I brushed up on my more-than-adequately rusty Turing skills and wrote myself a little program that tells me what information I would like to know. I made it very expandable, but off the bat I programmed in (for any given note) the major and minor tonic, subdominant, and dominant chords, as well as the perfect 4th and 5th interval to be shown. It isn't much, and in the long run it's something I should simply know - but doing it helped me learn a fair bit of theory and it was a lot of fun. I also learned a good deal about wrapping things into a range with a mod statement. That is now what this post is about.

I spent about 25 minutes kind of staring at the screen before making any real good work - I'd written the shell of a function and gotten it into my head I needed some kind of loop because I'd be repeatedly subtracting from a number. The situation was:

  • 12 elements, 0-11 of an array, values 'A','Bb','B'...'G#'
  • A function should take in a 'current' position in the array, and
  • a 'modifier', the number of chromatic steps up or down to take, and
  • should return an index to the desired note
An example would be func(10,3) - meaning G + 3 chromatic steps, or Bb, index 1. Alternatively, you could get func(2,-20) meaning B - 20 chromatic steps, or, really, -8 chromatic steps since the first 12 just wrap around, and you end up at Eb.

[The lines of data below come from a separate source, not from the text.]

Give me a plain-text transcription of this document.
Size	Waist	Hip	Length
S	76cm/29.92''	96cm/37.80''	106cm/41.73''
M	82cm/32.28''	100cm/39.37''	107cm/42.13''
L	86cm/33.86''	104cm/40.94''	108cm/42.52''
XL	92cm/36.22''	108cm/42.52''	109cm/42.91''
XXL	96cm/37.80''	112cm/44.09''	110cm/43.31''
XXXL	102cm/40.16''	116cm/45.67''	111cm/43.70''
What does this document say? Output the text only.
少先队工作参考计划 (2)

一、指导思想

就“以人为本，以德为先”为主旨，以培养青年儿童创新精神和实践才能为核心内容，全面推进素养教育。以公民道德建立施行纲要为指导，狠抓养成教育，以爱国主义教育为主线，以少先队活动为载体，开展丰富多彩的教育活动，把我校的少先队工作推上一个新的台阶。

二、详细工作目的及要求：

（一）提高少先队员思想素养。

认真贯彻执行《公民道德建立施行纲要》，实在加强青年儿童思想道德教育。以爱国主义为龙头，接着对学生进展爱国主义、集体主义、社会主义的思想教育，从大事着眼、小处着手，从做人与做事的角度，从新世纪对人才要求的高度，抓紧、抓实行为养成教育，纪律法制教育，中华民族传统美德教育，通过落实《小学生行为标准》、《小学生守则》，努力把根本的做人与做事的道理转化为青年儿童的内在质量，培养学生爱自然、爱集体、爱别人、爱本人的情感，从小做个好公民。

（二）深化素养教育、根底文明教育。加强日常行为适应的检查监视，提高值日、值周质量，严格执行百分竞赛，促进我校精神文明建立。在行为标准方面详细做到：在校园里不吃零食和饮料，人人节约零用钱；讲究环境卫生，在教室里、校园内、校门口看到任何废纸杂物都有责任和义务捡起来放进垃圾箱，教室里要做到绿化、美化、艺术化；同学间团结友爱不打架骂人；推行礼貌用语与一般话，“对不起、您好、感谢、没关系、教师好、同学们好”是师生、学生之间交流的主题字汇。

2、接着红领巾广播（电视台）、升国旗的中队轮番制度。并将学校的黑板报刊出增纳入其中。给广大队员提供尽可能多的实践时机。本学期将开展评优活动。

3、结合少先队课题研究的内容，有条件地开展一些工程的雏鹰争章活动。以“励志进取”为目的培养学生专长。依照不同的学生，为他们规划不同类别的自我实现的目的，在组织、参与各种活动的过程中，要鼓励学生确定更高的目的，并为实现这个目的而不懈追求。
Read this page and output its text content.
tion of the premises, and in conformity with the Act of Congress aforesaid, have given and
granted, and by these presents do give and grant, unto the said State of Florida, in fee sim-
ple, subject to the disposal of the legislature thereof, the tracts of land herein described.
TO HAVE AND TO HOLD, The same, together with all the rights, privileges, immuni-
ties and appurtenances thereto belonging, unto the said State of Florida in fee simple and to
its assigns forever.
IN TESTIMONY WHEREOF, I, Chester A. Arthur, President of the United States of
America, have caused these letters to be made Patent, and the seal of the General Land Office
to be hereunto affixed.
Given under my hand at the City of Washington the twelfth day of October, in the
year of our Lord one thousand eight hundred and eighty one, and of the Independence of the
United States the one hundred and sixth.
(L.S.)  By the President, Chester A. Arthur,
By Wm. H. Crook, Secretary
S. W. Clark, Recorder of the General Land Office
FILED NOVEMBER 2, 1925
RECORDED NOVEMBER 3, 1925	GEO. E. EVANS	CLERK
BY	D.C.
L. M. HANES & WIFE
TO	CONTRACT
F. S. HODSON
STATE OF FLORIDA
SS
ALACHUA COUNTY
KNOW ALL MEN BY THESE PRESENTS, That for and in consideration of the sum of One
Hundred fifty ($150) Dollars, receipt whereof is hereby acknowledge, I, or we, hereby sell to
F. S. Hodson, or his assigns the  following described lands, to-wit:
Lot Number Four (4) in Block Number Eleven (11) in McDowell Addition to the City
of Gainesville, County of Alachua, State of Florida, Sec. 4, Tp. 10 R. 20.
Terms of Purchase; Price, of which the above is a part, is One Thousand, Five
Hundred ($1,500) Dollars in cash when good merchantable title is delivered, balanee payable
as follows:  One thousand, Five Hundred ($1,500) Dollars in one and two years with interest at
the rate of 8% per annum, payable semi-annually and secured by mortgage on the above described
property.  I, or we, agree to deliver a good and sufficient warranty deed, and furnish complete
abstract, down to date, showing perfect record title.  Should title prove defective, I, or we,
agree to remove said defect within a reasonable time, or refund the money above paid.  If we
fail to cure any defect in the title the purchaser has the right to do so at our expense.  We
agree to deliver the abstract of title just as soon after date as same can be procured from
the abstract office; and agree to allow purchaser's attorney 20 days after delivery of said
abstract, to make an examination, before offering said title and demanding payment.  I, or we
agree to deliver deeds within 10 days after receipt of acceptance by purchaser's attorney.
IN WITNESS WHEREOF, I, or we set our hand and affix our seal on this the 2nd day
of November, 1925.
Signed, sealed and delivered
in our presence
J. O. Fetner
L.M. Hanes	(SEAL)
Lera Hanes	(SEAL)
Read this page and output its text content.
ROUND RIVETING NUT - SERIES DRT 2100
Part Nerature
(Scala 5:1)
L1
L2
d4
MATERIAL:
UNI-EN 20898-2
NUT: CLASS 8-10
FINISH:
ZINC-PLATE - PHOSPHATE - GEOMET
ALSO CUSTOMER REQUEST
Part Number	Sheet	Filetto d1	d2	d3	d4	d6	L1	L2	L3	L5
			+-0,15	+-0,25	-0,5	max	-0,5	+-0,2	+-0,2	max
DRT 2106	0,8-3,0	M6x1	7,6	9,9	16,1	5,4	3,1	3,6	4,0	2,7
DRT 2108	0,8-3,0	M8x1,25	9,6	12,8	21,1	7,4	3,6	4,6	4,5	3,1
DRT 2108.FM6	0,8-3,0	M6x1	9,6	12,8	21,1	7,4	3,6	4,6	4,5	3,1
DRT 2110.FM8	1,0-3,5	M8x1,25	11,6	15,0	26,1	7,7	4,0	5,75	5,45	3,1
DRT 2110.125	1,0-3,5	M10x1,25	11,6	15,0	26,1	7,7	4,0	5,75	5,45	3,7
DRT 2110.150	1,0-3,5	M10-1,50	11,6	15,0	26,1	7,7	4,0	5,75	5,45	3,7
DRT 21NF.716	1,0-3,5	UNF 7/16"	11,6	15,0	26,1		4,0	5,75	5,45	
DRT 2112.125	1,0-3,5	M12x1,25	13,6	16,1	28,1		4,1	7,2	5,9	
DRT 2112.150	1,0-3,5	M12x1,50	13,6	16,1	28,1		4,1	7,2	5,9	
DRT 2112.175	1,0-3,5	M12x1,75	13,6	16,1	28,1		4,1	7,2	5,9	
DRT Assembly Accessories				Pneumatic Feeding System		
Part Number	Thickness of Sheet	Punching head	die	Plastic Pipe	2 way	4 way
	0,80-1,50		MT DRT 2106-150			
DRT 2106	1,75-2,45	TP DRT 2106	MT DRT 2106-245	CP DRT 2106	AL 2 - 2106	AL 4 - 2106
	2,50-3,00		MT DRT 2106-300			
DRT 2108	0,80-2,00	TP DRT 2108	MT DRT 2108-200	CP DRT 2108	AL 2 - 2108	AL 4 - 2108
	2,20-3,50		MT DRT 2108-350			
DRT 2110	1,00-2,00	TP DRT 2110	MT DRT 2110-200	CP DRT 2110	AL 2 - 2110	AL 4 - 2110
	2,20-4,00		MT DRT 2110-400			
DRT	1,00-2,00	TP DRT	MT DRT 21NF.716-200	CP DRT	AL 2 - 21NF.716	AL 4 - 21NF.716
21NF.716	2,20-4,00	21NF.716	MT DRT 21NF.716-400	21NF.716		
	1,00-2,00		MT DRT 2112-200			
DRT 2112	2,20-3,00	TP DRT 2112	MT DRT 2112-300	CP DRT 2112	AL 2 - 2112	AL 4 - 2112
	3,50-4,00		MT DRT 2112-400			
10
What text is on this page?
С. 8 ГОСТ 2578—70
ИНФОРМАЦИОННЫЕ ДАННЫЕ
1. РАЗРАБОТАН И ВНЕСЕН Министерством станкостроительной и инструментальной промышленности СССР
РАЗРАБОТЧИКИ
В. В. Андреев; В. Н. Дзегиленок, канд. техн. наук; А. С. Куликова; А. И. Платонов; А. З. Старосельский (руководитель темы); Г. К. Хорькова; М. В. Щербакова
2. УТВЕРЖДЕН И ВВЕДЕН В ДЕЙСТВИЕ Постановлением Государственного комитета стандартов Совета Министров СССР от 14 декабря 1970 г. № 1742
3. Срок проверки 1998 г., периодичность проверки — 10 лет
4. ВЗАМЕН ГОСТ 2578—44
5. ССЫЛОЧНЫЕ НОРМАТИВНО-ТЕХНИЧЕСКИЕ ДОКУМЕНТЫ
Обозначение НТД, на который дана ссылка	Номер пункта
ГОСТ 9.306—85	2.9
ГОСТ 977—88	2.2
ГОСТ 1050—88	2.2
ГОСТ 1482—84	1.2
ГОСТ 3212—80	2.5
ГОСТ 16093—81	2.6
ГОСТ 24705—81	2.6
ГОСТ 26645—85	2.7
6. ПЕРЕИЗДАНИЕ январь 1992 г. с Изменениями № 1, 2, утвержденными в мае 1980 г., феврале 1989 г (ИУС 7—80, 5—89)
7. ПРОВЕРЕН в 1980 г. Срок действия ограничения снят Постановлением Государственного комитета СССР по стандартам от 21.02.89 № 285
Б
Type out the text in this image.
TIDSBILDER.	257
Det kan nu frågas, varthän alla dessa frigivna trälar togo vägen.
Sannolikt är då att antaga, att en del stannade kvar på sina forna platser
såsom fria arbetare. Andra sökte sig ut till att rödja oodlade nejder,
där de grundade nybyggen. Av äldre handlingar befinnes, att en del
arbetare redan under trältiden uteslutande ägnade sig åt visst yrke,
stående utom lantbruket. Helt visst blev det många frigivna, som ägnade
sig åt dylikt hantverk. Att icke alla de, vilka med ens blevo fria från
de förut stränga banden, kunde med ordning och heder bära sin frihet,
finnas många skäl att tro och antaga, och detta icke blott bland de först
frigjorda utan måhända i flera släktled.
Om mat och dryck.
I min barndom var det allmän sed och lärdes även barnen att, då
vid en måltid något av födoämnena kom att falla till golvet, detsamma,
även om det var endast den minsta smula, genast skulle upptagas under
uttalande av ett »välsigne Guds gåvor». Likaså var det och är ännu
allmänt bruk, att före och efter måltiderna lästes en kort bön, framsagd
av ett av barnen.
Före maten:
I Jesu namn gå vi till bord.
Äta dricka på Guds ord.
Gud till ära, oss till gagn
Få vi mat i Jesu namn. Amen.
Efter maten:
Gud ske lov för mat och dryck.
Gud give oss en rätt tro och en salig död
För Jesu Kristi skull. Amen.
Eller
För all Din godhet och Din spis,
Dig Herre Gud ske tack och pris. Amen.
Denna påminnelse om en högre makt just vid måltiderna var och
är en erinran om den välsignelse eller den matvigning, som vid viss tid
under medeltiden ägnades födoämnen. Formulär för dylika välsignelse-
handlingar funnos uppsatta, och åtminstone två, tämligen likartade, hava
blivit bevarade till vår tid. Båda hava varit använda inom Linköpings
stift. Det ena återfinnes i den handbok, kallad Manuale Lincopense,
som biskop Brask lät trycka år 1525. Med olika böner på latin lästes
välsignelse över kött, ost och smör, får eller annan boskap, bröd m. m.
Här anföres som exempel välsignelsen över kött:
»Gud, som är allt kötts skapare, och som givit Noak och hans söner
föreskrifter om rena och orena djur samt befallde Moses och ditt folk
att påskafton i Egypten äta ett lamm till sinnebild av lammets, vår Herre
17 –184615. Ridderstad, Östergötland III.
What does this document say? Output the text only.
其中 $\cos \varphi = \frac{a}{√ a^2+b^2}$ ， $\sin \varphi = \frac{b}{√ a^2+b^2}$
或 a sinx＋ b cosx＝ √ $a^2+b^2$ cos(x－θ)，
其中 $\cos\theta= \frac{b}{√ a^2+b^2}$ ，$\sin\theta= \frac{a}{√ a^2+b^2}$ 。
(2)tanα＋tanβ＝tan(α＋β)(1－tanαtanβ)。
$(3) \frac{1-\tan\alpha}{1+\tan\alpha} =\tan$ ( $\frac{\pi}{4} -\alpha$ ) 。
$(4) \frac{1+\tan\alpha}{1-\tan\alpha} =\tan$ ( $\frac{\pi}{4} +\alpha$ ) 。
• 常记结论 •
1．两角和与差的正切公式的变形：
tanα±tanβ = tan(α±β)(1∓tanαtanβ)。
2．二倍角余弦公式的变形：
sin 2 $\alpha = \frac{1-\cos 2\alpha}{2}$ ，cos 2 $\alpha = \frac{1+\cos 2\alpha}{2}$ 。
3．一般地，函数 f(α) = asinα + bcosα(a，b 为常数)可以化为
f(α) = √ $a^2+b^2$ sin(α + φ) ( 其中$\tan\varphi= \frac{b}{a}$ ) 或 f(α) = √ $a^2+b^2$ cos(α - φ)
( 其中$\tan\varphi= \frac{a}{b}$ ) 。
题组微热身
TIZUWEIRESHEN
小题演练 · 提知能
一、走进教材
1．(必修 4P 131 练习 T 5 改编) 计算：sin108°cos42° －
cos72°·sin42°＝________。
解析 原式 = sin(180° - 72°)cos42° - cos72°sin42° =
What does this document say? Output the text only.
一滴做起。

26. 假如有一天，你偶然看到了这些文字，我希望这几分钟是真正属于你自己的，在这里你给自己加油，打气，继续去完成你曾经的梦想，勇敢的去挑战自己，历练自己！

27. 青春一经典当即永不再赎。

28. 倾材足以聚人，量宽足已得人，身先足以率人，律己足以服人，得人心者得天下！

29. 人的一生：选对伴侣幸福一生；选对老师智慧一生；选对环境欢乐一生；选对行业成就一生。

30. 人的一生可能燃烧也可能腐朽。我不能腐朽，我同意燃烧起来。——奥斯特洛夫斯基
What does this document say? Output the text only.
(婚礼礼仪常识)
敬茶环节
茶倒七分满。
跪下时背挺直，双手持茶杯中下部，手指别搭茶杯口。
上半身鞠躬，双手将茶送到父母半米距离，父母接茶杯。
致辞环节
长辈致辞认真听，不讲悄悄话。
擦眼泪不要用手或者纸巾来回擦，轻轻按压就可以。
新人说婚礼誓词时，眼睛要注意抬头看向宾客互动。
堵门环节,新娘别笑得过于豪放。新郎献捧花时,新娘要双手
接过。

Anyway I sucked at this. I spent a long time doing nothing, then spent a much longer time watching Lawrence of Arabia for the first time (that movie is amazing) then I went back to not succeeding. After a long, long period of time, I'd worked to this point:

if (modifier < MINNOTES) and ((current + modifier) < MINNOTES) then
current := (modifier + current) mod (MAXNOTES)
elsif (modifier < MINNOTES) and ((current + modifier) >= MINNOTES) then
current += modifier
elsif (modifier > MINNOTES) and ((current + modifier) > MAXNOTES) then
current := ((modifier + current) mod (MAXNOTES))
elsif (modifier > MINNOTES) and ((current + modifier) <= MAXNOTES) then
current += modifier
end if

After trying to write this small snippet of code in Blogger and spinning my wheels for a very long time, I've grown frustrated but learned a good deal. There are some issues that occur when moving between 'Compose' and 'HTML' mode that make newlines disappear and cause evaluation of symbols. For example, &-lt appears as <, but when you move to composition mode, the HTML is rendered and thus the symbol-text is replaced. Moving back to HTML leaves you with just an angle-bracket, and then moving into Compose will kill a large section of your post.

It's ugly.

Anyway, hopefully this works out (I've simply resolved to not switch back to Compose mode - who needs WYSIWYG) and you can read the code I posted in. Note that it's hideous. It took me over 3 hours to come up with that code which does actually work, during which time I went through off-by-one errors and modulo arithmetic problems and all sorts of hairy guff. Fortunately it finally worked, and once I saw that if-statement I saw it could be further reduced:

if isBetween (MINNOTES, current + modifier, MAXNOTES) then
result (current + modifier)
result ((modifier + current) mod (MAXNOTES))
end if

is the final rendition of that code - I wrote a small 'isBetween(low,target,high)' function that returns true when target is above-or-equal-to low and below-or-equal-to high, inclusive.

After hours of pounding away at what's really a simple problem, I finally ended up with a simple solution. From there the program wrote itself, and the ability to simply say "5 steps up from whatever the input is" without any error-checking or external wrapper statements made it all worthwhile.

It was a good coding experience.

Anyway, goodnight.

1 comment:

Martin said...

Cool, I once wrote a music program as well. It would randomly pick a note and an interval above that note. Then it plays the first note along with the note up the given interval. You could ask it to replay as many times as you like, until you try to guess what the interval was... I still failed my ear training tests in high school.